Cypress pulls the children close. “I think you’re both pretty special,” she whispers. She kisses each of them on the forehead.

Both children yawn and huddle closer to her.

Then Cypress starts to sing.

Her voice is melodic, echoing softly through the speakers. A bittersweet song of love lost and found again. Each lyric tugs at my heart, sometimes gentle, sometimes wrenching through my chest. I think of my mom, my dad, Mrs. Bledsoe-all the warm memories of them, carved out of me by the Establishment, leaving me hollow inside except for the single flame that still burns.

I’m hugging myself, rocking back and forth.

Through a blur of tears, I can see Digory, glassy-eyed, as if staring at another life.

Even Ophelia seems touched, her cheeks like dewy leaves.

By the time the song comes to an end, neither child is stirring.

Cypress pulls them closer and kisses them again. “Sleep well and have wonderful dreams.” Serenity washes over her face.

She smiles and closes her eyes.

thirty-five

I wake up curled into a ball on the floor of the next holding station. Digory’s sitting cross-legged beside me, his hand stroking my hair. I barely remember half-walking, half-stumbling here after that last Trial.

After Cypress was-

The memory of Cypress and her children lying there with closed eyes, perfectly still, jolts me fully awake. I replay the scene in my mind-the entire pen containing the bodies sinking into the ground as it were being swallowed by quicksand. My hands are still sore from pounding on the window, my throat raw from crying out. When our pens were unlocked, Digory wrapped his arms around me, but I broke away and staggered toward the next holding station. As soon as I reached it I collapsed into a fetal position, and exhaustion gave way to sleep.

Cypress and her children had just vanished, as if they’d never existed. And once again, I did nothing to stop it.

Unlike with Gideon, the Establishment robbed us of our chance to say goodbye to Cypress in our own way, just like they’ve robbed us of everything else. Grieving is a weakness-too human, too mired in compassion, and we can’t repeat that mistake, can we?

My eyes finally wander. Ophelia’s lying on the ground a few feet away, sound asleep. A soft, rhythmic purr bleeds through her parted lips, which look curved into a smile. I can just make out her eyeballs rolling beneath their sheaths before she turns on her side, away from me.

A shudder penetrates the numbness.

How can she actually nap, after what happened? What’s still happening?

But even more disturbing is the thought of what dreams lie coiled in that mind, hidden deep, waiting to spring.
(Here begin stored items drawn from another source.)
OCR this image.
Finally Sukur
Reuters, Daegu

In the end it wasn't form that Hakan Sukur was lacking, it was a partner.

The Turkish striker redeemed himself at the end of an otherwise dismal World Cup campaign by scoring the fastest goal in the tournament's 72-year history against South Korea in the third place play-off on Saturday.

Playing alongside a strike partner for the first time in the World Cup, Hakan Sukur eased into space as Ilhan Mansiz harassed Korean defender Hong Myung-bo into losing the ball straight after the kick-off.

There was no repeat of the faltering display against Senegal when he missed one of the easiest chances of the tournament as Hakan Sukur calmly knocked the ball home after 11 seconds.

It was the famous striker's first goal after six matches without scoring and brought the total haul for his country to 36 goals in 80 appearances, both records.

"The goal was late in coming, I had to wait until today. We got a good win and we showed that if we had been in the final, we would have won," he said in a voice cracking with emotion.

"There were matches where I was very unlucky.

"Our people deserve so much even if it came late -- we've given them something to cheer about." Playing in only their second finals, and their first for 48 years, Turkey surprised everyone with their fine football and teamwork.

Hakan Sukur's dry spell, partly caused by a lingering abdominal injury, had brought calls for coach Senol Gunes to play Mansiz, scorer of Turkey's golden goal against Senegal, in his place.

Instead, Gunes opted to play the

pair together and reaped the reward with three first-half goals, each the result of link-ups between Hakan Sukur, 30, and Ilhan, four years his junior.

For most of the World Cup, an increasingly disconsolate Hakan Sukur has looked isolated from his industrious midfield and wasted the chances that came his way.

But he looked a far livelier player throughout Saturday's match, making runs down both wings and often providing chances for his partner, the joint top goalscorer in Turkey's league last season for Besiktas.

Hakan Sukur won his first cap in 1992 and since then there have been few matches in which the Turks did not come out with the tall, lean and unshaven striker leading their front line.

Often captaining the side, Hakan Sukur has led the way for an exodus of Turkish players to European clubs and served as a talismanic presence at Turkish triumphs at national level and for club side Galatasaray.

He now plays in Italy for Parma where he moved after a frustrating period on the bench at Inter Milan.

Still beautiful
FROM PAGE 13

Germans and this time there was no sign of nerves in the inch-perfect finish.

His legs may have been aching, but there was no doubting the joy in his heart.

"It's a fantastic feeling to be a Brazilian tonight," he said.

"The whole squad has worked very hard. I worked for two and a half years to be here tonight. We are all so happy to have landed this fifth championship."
Digory stops stroking my hair. He holds out a ration bar.

“Lucian, you really should eat something. You don’t look well. You need your strength.”
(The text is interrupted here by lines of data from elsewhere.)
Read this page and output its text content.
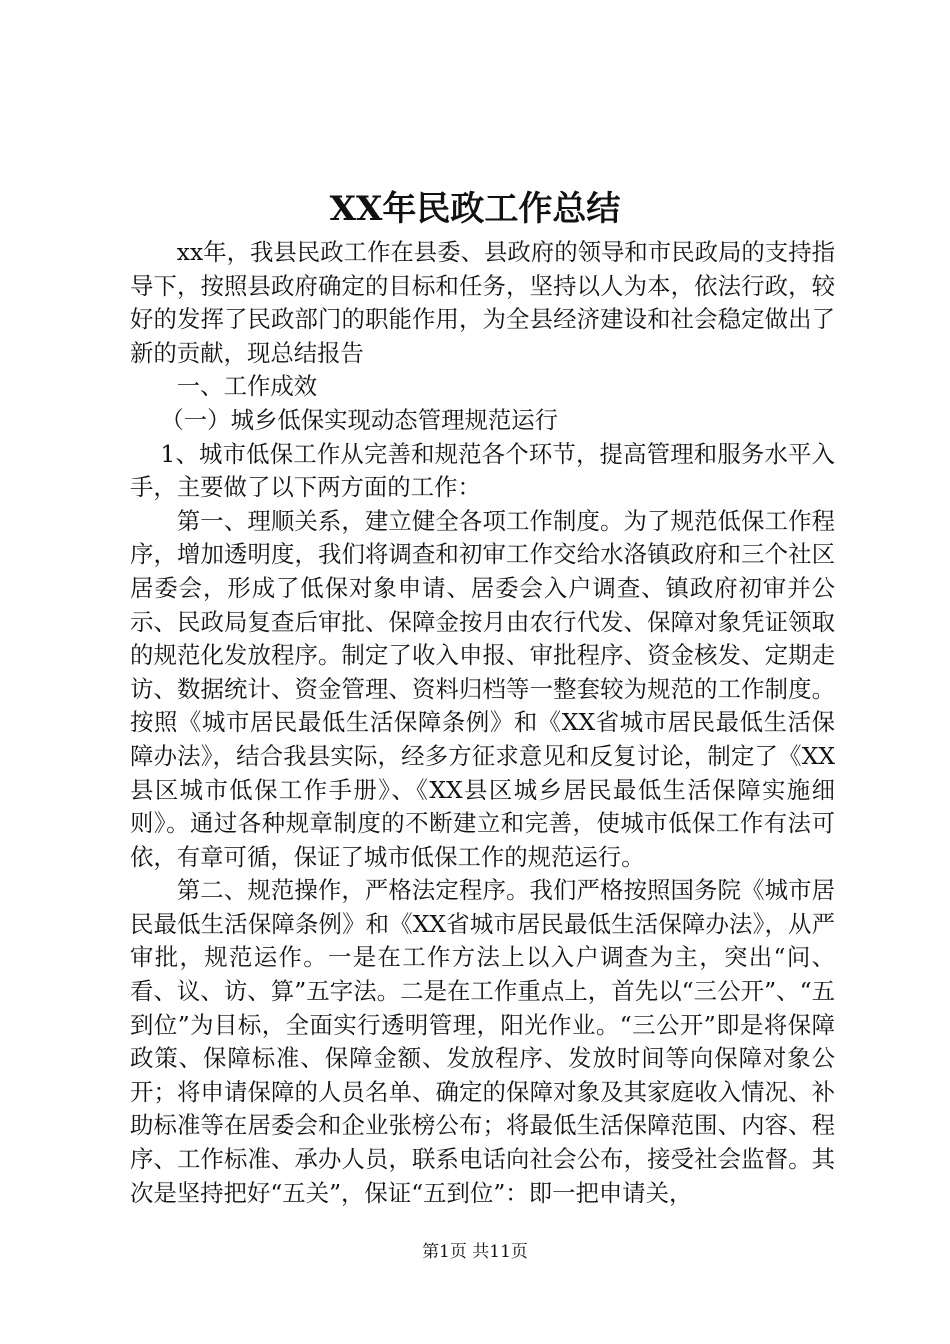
XX年民政工作总结

xx年，我县民政工作在县委、县政府的领导和市民政局的支持指导下，按照县政府确定的目标和任务，坚持以人为本，依法行政，较好的发挥了民政部门的职能作用，为全县经济建设和社会稳定做出了新的贡献，现总结报告

一、工作成效

（一）城乡低保实现动态管理规范运行

1、城市低保工作从完善和规范各个环节，提高管理和服务水平入手，主要做了以下两方面的工作：

第一、理顺关系，建立健全各项工作制度。为了规范低保工作程序，增加透明度，我们将调查和初审工作交给水洛镇政府和三个社区居委会，形成了低保对象申请、居委会入户调查、镇政府初审并公示、民政局复查后审批、保障金按月由农行代发、保障对象凭证领取的规范化发放程序。制定了收入申报、审批程序、资金核发、定期走访、数据统计、资金管理、资料归档等一整套较为规范的工作制度。按照《城市居民最低生活保障条例》和《XX省城市居民最低生活保障办法》，结合我县实际，经多方征求意见和反复讨论，制定了《XX县区城市低保工作手册》、《XX县区城乡居民最低生活保障实施细则》。通过各种规章制度的不断建立和完善，使城市低保工作有法可依，有章可循，保证了城市低保工作的规范运行。

第二、规范操作，严格法定程序。我们严格按照国务院《城市居民最低生活保障条例》和《XX省城市居民最低生活保障办法》，从严审批，规范运作。一是在工作方法上以入户调查为主，突出“问、看、议、访、算”五字法。二是在工作重点上，首先以“三公开”、“五到位”为目标，全面实行透明管理，阳光作业。“三公开”即是将保障政策、保障标准、保障金额、发放程序、发放时间等向保障对象公开；将申请保障的人员名单、确定的保障对象及其家庭收入情况、补助标准等在居委会和企业张榜公布；将最低生活保障范围、内容、程序、工作标准、承办人员，联系电话向社会公布，接受社会监督。其次是坚持把好“五关”，保证“五到位”：即一把申请关，

第1页 共11页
My eyes finally connect with his. A shard of anger stabs me. Why does he care what happens to me? Why keep pretending when he already has someone?

I sit up. “I’m not hungry.”

Instead, I swallow the sour clump lodged in my throat. My fingers dig out the crud from the corners of my eyes. There aren’t any tears left to spill, nothing left to feel except the longing to see Cole, to hold him one last time, make sure he’s okay before I, too, take my last breath. I’m so tired of fighting, tired of surviving.